Science’s Breakthrough of the Year: The First Quantum Machine

Science's Breakthrough of the Year goes to the first mechanical, vibrating device, which is as long as a hair is wide. The device is the first to reach the quantum ground state, a feat achieved by physicists at the University of California, Santa Barbara. (Credit: Aaron D. O’Connell and Andrew N. Cleland/University of California, Santa Barbara)

Until this year, all human-made objects have moved according to the laws of classical mechanics.

Back in March, however, a group of researchers designed a gadget that moves in ways that can only be described by quantum mechanics — the set of rules that governs the behavior of tiny things like molecules, atoms, and subatomic particles.

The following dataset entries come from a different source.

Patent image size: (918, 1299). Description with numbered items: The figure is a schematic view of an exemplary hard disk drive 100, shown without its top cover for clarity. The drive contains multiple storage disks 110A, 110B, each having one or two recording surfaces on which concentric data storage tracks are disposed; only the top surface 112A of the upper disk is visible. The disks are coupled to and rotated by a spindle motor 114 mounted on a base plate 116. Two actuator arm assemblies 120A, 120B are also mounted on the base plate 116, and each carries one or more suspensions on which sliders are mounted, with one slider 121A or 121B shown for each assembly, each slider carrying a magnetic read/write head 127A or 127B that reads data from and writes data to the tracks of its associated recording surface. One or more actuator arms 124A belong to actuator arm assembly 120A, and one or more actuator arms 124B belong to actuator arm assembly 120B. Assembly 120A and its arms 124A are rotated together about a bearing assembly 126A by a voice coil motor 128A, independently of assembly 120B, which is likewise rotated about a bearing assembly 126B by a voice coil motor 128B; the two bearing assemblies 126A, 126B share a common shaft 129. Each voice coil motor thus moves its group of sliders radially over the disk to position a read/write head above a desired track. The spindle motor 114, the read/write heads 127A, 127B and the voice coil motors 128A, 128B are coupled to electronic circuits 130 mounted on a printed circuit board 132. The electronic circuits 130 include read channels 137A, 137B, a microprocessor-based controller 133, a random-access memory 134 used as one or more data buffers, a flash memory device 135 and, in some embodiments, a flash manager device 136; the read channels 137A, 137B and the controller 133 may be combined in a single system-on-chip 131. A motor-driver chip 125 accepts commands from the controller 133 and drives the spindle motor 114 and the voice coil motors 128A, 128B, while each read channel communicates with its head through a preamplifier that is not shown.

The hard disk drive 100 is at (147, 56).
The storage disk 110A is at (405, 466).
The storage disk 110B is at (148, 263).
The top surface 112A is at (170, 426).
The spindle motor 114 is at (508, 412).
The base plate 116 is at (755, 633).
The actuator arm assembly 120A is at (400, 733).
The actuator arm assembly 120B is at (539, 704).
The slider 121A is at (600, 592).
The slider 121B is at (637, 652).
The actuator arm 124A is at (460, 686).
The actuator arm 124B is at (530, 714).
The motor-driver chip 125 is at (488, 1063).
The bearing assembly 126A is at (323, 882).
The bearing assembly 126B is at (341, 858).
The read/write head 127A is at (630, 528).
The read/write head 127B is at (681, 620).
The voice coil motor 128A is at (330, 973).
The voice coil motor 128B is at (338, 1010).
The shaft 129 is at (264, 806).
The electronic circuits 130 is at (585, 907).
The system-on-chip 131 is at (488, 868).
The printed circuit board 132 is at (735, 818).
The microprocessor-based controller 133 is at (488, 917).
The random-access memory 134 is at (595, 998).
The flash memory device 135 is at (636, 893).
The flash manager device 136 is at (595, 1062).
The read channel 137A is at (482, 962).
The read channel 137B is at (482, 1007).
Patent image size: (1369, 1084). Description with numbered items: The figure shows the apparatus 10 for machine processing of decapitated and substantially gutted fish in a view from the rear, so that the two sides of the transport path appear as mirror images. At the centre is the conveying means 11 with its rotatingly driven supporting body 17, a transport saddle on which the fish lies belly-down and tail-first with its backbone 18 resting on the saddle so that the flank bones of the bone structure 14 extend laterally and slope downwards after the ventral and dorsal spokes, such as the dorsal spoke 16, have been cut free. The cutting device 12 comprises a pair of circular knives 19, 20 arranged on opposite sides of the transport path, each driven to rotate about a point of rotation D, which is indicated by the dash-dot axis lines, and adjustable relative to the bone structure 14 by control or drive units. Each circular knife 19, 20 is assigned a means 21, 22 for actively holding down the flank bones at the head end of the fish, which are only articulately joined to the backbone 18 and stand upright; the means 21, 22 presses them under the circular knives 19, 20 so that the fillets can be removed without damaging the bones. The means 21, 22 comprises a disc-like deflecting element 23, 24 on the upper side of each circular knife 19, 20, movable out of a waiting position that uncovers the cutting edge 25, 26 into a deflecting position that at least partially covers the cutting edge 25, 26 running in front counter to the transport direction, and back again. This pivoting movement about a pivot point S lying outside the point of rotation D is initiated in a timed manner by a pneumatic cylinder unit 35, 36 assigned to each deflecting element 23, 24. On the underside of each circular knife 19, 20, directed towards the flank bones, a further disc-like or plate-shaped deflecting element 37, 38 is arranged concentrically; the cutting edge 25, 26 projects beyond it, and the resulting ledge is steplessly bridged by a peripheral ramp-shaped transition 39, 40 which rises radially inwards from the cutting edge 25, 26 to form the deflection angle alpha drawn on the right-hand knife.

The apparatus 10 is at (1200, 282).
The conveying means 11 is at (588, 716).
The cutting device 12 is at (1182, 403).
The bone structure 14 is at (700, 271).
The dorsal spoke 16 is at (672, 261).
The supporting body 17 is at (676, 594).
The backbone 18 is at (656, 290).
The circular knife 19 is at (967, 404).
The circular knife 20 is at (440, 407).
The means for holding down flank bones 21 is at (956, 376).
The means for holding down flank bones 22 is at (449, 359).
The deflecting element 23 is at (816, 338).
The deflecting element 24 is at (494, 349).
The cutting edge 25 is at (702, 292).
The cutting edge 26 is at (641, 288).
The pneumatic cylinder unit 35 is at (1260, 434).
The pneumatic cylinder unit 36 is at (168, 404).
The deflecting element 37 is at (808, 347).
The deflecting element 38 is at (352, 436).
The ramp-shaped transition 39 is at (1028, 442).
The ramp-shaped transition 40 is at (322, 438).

In recognition of the conceptual ground their experiment breaks, the ingenuity behind it and its many potential applications, Science has called this discovery the most significant scientific advance of 2010.

Physicists Andrew Cleland and John Martinis from the University of California at Santa Barbara and their colleagues designed the machine — a tiny metal paddle of semiconductor, visible to the naked eye — and coaxed it into dancing with a quantum groove. First, they cooled the paddle until it reached its “ground state,” or the lowest energy state permitted by the laws of quantum mechanics (a goal long-sought by physicists). Then they raised the widget’s energy by a single quantum to produce a purely quantum-mechanical state of motion. They even managed to put the gadget in both states at once, so that it literally vibrated a little and a lot at the same time — a bizarre phenomenon allowed by the weird rules of quantum mechanics.

Science and its publisher, AAAS, the nonprofit science society, have recognized this first quantum machine as the 2010 Breakthrough of the Year. They have also compiled nine other important scientific accomplishments from this past year into a top ten list, appearing in a special news feature in the journal’s 17 December 2010 issue. Additionally, Science news writers and editors have chosen to spotlight 10 “Insights of the Decade” that have transformed the landscape of science in the 21st Century.

“This year’s Breakthrough of the Year represents the first time that scientists have demonstrated quantum effects in the motion of a human-made object,” said Adrian Cho, a news writer for Science. “On a conceptual level that’s cool because it extends quantum mechanics into a whole new realm. On a practical level, it opens up a variety of possibilities ranging from new experiments that meld quantum control over light, electrical currents and motion to, perhaps someday, tests of the bounds of quantum mechanics and our sense of reality.”